Previous studies have documented T cell receptor desensitization, including a defect in antigen-presenting cells with advancing age. Had such defects not existed, people of any age would have qualitatively and quantitatively maintained the CD4+ T cell compartment. Yet, it’s currently not understood which of those T cell defects leads to a lower induction of CD4+ T cell responses to mRNA COVID-19 vaccines.

Moreover, the researchers noted accelerated cell death of S-specific T cells in older adults, indicated by their early contraction. Notably, programmed death-1 (PD-1) expression in S-specific TH1 cells was higher in older adults on the maximal response, indicating its inhibitory role. It’s unknown whether the improved PD-1 expression levels represented higher activation or exhaustion in older adults.

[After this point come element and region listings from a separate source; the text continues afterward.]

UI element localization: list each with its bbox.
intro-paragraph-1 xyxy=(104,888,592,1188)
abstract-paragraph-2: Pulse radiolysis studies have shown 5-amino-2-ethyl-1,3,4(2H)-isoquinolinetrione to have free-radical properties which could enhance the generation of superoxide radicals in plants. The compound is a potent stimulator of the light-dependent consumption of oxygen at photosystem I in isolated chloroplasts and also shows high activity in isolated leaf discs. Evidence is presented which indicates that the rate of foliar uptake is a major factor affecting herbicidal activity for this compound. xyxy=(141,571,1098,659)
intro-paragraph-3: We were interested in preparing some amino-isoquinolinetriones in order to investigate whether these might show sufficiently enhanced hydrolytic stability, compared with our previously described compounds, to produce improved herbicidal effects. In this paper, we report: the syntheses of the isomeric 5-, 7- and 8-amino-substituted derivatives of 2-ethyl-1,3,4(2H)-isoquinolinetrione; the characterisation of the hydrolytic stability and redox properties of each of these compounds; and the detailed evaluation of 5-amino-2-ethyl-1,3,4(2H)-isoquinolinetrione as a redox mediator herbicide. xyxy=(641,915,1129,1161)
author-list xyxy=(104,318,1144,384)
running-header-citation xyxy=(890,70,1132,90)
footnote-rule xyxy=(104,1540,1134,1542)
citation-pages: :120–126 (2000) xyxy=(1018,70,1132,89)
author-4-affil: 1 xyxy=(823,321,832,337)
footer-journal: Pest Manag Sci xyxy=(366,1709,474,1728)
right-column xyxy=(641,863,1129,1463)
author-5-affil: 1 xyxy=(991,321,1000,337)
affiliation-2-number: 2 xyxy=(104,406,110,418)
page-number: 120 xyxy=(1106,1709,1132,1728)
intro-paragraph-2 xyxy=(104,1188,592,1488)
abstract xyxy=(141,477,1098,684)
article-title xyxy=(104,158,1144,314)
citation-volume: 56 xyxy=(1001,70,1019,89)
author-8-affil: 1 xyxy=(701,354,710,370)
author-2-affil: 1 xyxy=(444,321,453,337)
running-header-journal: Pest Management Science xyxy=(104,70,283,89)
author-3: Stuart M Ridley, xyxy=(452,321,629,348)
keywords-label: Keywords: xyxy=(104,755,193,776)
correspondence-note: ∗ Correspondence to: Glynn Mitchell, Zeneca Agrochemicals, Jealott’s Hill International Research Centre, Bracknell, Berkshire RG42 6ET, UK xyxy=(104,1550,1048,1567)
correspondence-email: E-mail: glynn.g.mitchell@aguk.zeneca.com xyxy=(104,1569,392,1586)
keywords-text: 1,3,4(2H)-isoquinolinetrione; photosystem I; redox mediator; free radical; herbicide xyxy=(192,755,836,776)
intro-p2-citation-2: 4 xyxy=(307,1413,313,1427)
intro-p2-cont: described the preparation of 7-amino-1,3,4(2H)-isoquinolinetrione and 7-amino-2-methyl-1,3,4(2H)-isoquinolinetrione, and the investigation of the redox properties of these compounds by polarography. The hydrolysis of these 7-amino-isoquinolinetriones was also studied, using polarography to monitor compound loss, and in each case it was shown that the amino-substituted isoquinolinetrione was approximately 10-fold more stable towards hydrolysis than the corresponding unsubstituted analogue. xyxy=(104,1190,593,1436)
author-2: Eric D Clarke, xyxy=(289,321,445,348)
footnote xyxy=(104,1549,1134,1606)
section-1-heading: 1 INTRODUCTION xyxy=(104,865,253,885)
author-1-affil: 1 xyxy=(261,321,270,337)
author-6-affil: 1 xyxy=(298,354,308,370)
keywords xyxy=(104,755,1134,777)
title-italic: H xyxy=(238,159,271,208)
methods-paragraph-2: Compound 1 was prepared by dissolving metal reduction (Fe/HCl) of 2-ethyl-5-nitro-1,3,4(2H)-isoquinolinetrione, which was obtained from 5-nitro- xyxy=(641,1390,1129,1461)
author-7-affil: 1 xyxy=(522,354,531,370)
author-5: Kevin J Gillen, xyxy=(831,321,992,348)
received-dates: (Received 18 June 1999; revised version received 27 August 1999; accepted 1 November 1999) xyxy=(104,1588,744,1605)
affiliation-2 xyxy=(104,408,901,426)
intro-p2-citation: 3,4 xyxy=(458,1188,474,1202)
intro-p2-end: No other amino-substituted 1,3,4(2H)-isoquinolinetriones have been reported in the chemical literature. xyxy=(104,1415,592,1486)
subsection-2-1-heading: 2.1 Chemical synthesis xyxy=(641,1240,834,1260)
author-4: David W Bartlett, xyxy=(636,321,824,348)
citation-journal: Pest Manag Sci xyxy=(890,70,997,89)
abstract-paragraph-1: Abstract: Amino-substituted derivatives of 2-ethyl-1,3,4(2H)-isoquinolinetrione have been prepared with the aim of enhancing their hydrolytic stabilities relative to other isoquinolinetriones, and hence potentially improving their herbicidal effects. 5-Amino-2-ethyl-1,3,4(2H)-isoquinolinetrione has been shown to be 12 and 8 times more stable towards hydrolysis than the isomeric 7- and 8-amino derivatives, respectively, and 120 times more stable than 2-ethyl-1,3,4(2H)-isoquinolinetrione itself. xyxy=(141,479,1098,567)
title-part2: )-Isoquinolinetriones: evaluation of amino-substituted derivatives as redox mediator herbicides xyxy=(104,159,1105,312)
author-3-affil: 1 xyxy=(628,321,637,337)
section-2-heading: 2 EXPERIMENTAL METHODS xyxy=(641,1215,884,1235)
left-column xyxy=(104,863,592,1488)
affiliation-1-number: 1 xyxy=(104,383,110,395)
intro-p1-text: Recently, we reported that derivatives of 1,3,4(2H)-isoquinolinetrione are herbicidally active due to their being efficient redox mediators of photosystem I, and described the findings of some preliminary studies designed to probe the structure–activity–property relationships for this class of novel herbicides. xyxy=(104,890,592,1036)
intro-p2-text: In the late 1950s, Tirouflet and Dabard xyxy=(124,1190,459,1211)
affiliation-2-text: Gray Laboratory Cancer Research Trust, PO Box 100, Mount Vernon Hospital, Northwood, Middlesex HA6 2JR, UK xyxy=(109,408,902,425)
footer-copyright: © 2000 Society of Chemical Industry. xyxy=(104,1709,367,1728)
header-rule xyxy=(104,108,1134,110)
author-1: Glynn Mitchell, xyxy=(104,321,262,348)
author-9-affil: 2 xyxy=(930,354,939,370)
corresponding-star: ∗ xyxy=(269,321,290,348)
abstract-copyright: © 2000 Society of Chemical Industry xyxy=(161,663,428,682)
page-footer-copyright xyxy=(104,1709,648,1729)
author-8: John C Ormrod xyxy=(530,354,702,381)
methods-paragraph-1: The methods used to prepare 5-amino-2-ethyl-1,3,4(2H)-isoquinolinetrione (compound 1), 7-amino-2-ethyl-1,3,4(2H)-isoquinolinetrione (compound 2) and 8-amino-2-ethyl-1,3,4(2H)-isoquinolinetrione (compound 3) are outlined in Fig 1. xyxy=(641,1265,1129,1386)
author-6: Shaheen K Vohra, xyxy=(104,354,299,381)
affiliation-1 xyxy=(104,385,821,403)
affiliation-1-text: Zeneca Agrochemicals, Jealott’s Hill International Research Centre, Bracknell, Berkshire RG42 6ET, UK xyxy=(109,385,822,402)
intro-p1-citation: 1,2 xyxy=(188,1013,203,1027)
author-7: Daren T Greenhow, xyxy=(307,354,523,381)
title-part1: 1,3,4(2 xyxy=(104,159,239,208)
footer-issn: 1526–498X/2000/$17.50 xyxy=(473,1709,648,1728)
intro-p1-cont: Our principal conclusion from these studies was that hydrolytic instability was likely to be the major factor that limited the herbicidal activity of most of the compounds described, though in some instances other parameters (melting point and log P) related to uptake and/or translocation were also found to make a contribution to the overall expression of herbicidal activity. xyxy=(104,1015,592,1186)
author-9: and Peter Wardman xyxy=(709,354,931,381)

There may be a possibility of no causal relation between the upper expression of PD-1 on the maximal response and the early contraction plus early induction of T-cell responses in older adults. Besides the age-related variations, the researchers also observed substantial individual variability amounting to around 10-fold within the frequencies of S-specific T cells throughout the same age groups.

Conclusions

To summarize, the study highlighted the urgent need for developing COVID-19 vaccines with higher efficacy for the older population. Also, establishing a greater vaccine schedule for the elderly.

On this study,  individuals ≥ 65 years (elderly) who received two doses of mRNA vaccine BNT162b2 exhibited a lower induction and early contraction of SARS-CoV-2 S-specific T cells. Following the primary vaccine dose, in addition they had decreased induction of CD4+ T cells. These findings could prove a useful proxy for his or her lower CD8+ T cell response, neutralizing antibody response, and systemic reactogenicity, though mechanisms underlying the identical remain to be determined.